Creo que la última vez que lo vi fue en el zócalo, en el 2000. Una docena de esculturas de Juan Soriano había sido instalada en la esquina suroeste de la plaza para deleite e ilustración del pueblo. En esos tiempos yo estaba al frente de una fundación cultural y tenía que asistir a ese tipo de actos. Luego de ver a la gente y de saludar a las esculturas empezó a llover. El público se fue en bola detrás del que era jefe de gobierno rumbo a un palacio aledaño a comerse un petit four. Preferí quedarme en los portales esperando que escampara. Cuando dejó de llover, crucé hacia la plancha del zócalo, agradecido con el espectáculo de la plaza empapada.

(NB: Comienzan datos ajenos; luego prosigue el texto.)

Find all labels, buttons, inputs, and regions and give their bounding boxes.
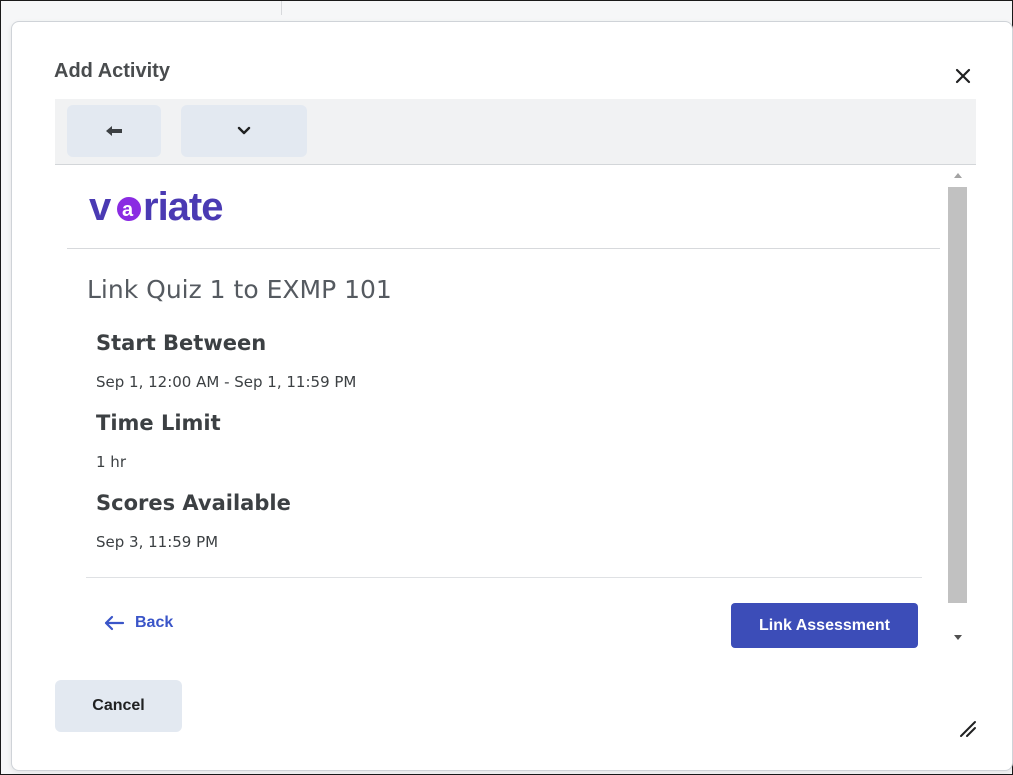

De pronto se apareció Monsiváis. Me preguntó que dónde estaba la gente y le señalé el palacio al que se habían metido. Me dijo que tendríamos que vernos para… “para platicar de poesía, claro”, completé la frase. “Quizás lo mejor sea que ya recojas tus ensayos sobre poesía en un libro”, le dije. “Vamos a ver las esculturas”, contestó. Llegamos a la esquina. “¡Qué bien les queda todo a estos cabrones!”, dije. De pronto, una señora se acercó: “¿Cómo le va señor Monsiváis?” Y luego una pareja hizo lo mismo. Y luego unos jóvenes lo rodearon gritando “¡El Monsi, el Monsi, buena onda!”… A pesar de su aire abrumado, mientras saludaba y daba autógrafos en cualquier papel a la mano, era obvio que lo disfrutaba. Luego, una señora llegó corriendo arrastrando a un niño de cinco o seis años: “¡Señor Monsiváis, señor Monsiváis!”. Se le plantó enfrente y le hizo una petición rarísima, sobre todo dirigida, como lo era, a un escritor: “¿Le podría porfavorcito poner las manos al niño?” Con absoluta seriedad, Monsiváis levantó las manos y las puso en la cabeza del niño, solemnemente, por unos segundos. Qué cosa más rara, dije para mis adentros. Sí, me contestaron.

En ese justo momento se apagaron las luces de la Catedral.